À 33 dollars au 1er mars, le prix du baril n’a jamais été aussi bas depuis plus de 10 ans. Après une hausse tendancielle du prix du baril de 2005 à 2014, les cours se sont effondrés de 75% ces deux dernières années [1].

Cette chute des cours intervient alors que s’amorce une transition énergétique motivée par les engagements climatiques : le 12 décembre 2015, les 196 délégations présentes à la COP 21 se sont engagées à limiter l’augmentation de la température mondiale en dessous de 2 degrés.

Si à court terme la chute du prix du pétrole satisfait les consommateurs, qui gagnent en pouvoir d’achat, elle soulève des incertitudes quant à son impact sur le respect de ces engagements et le maintien des ambitions en termes de transition énergétique.

Un impact sur les investissements dans les énergies renouvelables ?

Le faible niveau du prix actuel du pétrole n’incite pas à financer de nouveaux projets dans les énergies renouvelables (ENR) qui peuvent devenir moins rentables. Selon la dernière étude de Bloomberg New Energy Finance parue début janvier 2016, les investissements dans les projets d’ENR ont chuté de 53% en France en 2015 [2] . Cependant, cette chute s’explique en partie par le grand projet d’investissement en 2014 pour la centrale photovoltaïque de Cestas (Gironde).
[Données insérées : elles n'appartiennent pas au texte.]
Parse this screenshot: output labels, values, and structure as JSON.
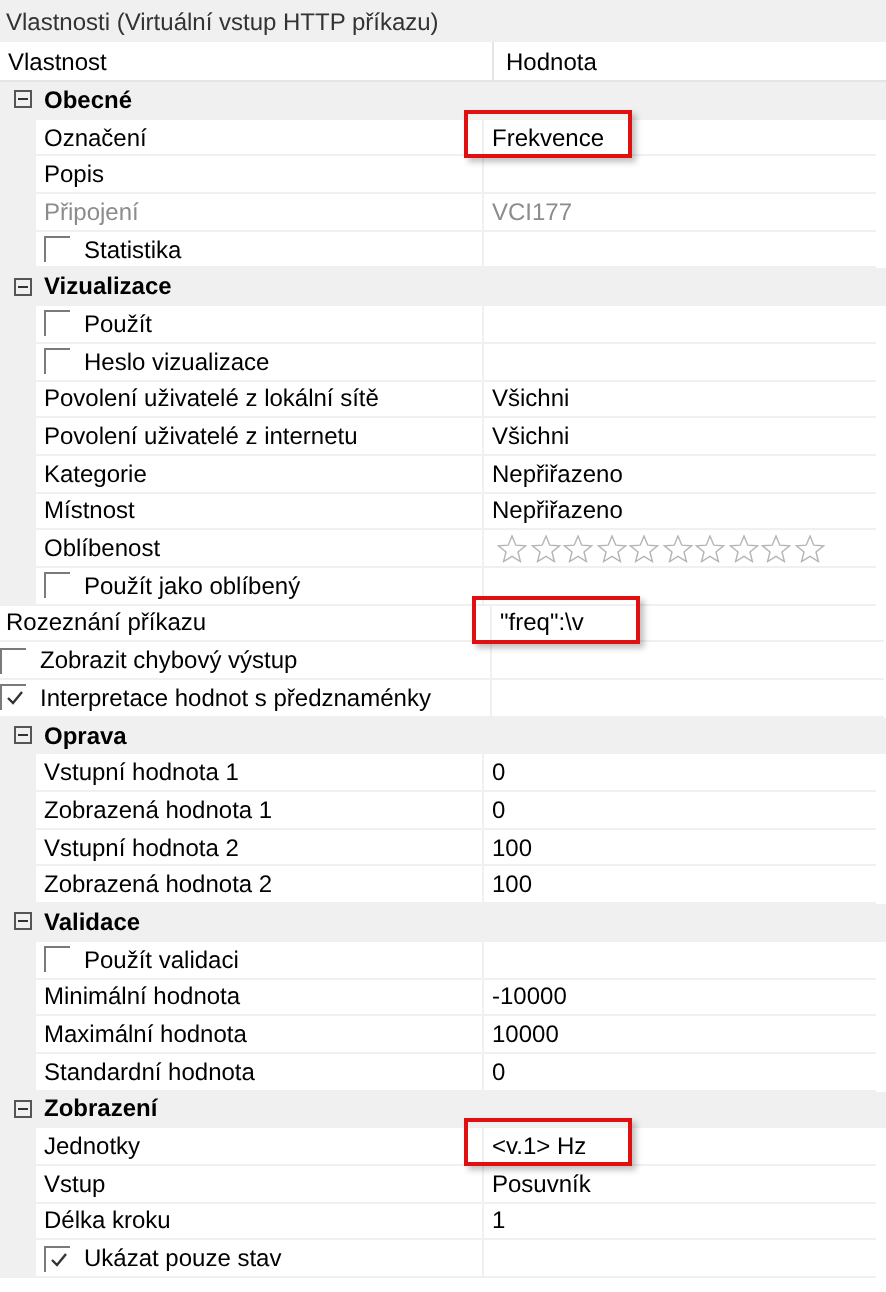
{
  "panel_title": "Vlastnosti (Virtuální vstup HTTP příkazu)",
  "columns": [
    "Vlastnost",
    "Hodnota"
  ],
  "items": [
    {
      "kind": "category",
      "label": "Obecné",
      "expanded": true,
      "children": [
        {
          "kind": "property",
          "label": "Označení",
          "value": "Frekvence",
          "highlighted": true,
          "disabled": false
        },
        {
          "kind": "property",
          "label": "Popis",
          "disabled": false
        },
        {
          "kind": "property",
          "label": "Připojení",
          "value": "VCI177",
          "disabled": true
        },
        {
          "kind": "checkbox",
          "label": "Statistika",
          "checked": false
        }
      ]
    },
    {
      "kind": "category",
      "label": "Vizualizace",
      "expanded": true,
      "children": [
        {
          "kind": "checkbox",
          "label": "Použít",
          "checked": false
        },
        {
          "kind": "checkbox",
          "label": "Heslo vizualizace",
          "checked": false
        },
        {
          "kind": "property",
          "label": "Povolení uživatelé z lokální sítě",
          "value": "Všichni",
          "disabled": false
        },
        {
          "kind": "property",
          "label": "Povolení uživatelé z internetu",
          "value": "Všichni",
          "disabled": false
        },
        {
          "kind": "property",
          "label": "Kategorie",
          "value": "Nepřiřazeno",
          "disabled": false
        },
        {
          "kind": "property",
          "label": "Místnost",
          "value": "Nepřiřazeno",
          "disabled": false
        },
        {
          "kind": "stars",
          "label": "Oblíbenost",
          "stars": 0
        },
        {
          "kind": "checkbox",
          "label": "Použít jako oblíbený",
          "checked": false
        }
      ]
    },
    {
      "kind": "property",
      "label": "Rozeznání příkazu",
      "value": "\"freq\":\\v",
      "highlighted": true,
      "disabled": false
    },
    {
      "kind": "checkbox",
      "label": "Zobrazit chybový výstup",
      "checked": false
    },
    {
      "kind": "checkbox",
      "label": "Interpretace hodnot s předznaménky",
      "checked": true
    },
    {
      "kind": "category",
      "label": "Oprava",
      "expanded": true,
      "children": [
        {
          "kind": "property",
          "label": "Vstupní hodnota 1",
          "value": "0",
          "disabled": false
        },
        {
          "kind": "property",
          "label": "Zobrazená hodnota 1",
          "value": "0",
          "disabled": false
        },
        {
          "kind": "property",
          "label": "Vstupní hodnota 2",
          "value": "100",
          "disabled": false
        },
        {
          "kind": "property",
          "label": "Zobrazená hodnota 2",
          "value": "100",
          "disabled": false
        }
      ]
    },
    {
      "kind": "category",
      "label": "Validace",
      "expanded": true,
      "children": [
        {
          "kind": "checkbox",
          "label": "Použít validaci",
          "checked": false
        },
        {
          "kind": "property",
          "label": "Minimální hodnota",
          "value": "-10000",
          "disabled": false
        },
        {
          "kind": "property",
          "label": "Maximální hodnota",
          "value": "10000",
          "disabled": false
        },
        {
          "kind": "property",
          "label": "Standardní hodnota",
          "value": "0",
          "disabled": false
        }
      ]
    },
    {
      "kind": "category",
      "label": "Zobrazení",
      "expanded": true,
      "children": [
        {
          "kind": "property",
          "label": "Jednotky",
          "value": "<v.1> Hz",
          "highlighted": true,
          "disabled": false
        },
        {
          "kind": "property",
          "label": "Vstup",
          "value": "Posuvník",
          "disabled": false
        },
        {
          "kind": "property",
          "label": "Délka kroku",
          "value": "1",
          "disabled": false
        },
        {
          "kind": "checkbox",
          "label": "Ukázat pouze stav",
          "checked": true
        }
      ]
    }
  ]
}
A l’échelle mondiale, les investissements dans les ENR ont augmenté de 4% en 2015, en recul par rapport à 2014. A l’inverse, entre 2012 et 2013, les décisions d’investissement dans les énergies renouvelables avaient sensiblement diminué en Europe et dans le monde, alors même que les cours du brut étaient encore élevés.
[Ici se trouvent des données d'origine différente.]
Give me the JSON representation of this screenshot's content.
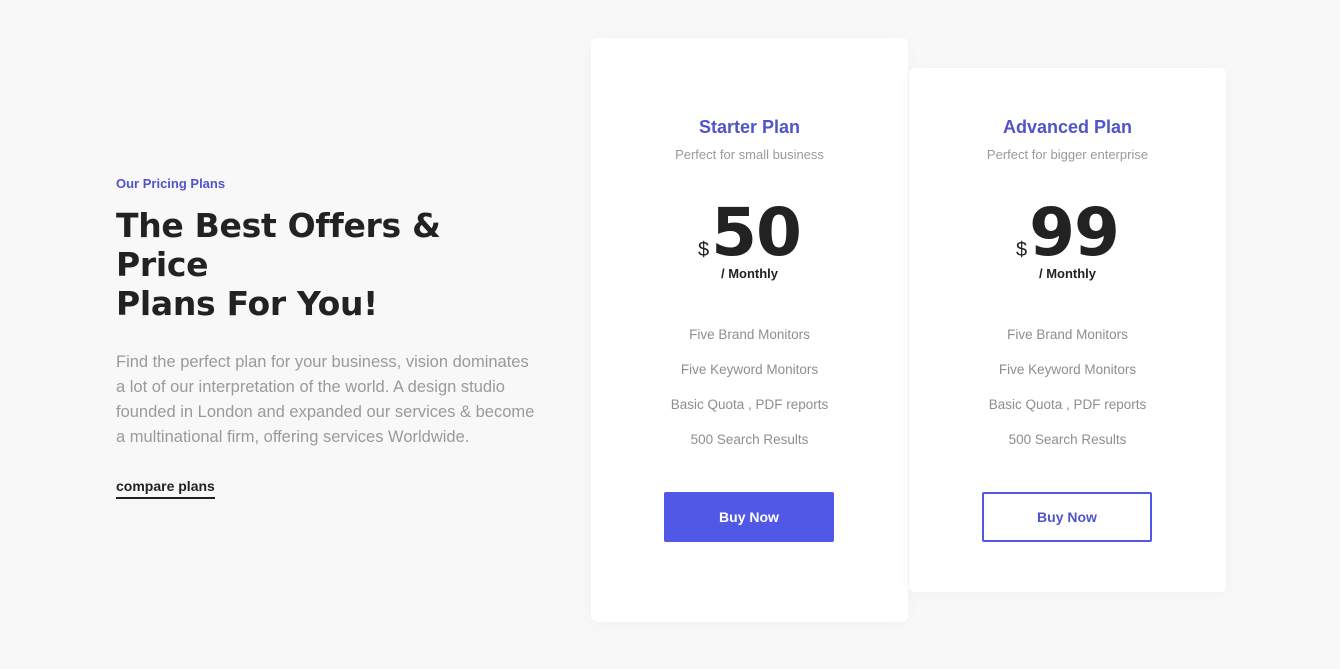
{
  "intro": {
    "eyebrow": "Our Pricing Plans",
    "headline_line1": "The Best Offers & Price",
    "headline_line2": "Plans For You!",
    "description": "Find the perfect plan for your business, vision dominates a lot of our interpretation of the world. A design studio founded in London and expanded our services & become a multinational firm, offering services Worldwide.",
    "compare_link": "compare plans"
  },
  "plans": [
    {
      "name": "Starter Plan",
      "subtitle": "Perfect for small business",
      "currency": "$",
      "price": "50",
      "period": "/ Monthly",
      "features": [
        "Five Brand Monitors",
        "Five Keyword Monitors",
        "Basic Quota , PDF reports",
        "500 Search Results"
      ],
      "button_label": "Buy Now",
      "button_style": "solid"
    },
    {
      "name": "Advanced Plan",
      "subtitle": "Perfect for bigger enterprise",
      "currency": "$",
      "price": "99",
      "period": "/ Monthly",
      "features": [
        "Five Brand Monitors",
        "Five Keyword Monitors",
        "Basic Quota , PDF reports",
        "500 Search Results"
      ],
      "button_label": "Buy Now",
      "button_style": "outline"
    }
  ],
  "colors": {
    "accent": "#5058e5",
    "accent_text": "#4f55c9",
    "heading": "#222222",
    "muted": "#9a9a9a",
    "background": "#f8f8f8",
    "card": "#ffffff"
  }
}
Cette absence de corrélation entre prix pétroliers et investissements dans les énergies renouvelables peut s’expliquer par plusieurs facteurs :

  1. D’une part les possibilités de substitution directe entre ces sources d’énergies sont très limitées : le pétrole ne concurrence directement les ENR que pour une très faible part de la production d’électricité. Il ne sert à produire que 5% de l’électricité mondiale et un peu plus de 1% de l’électricité française [3]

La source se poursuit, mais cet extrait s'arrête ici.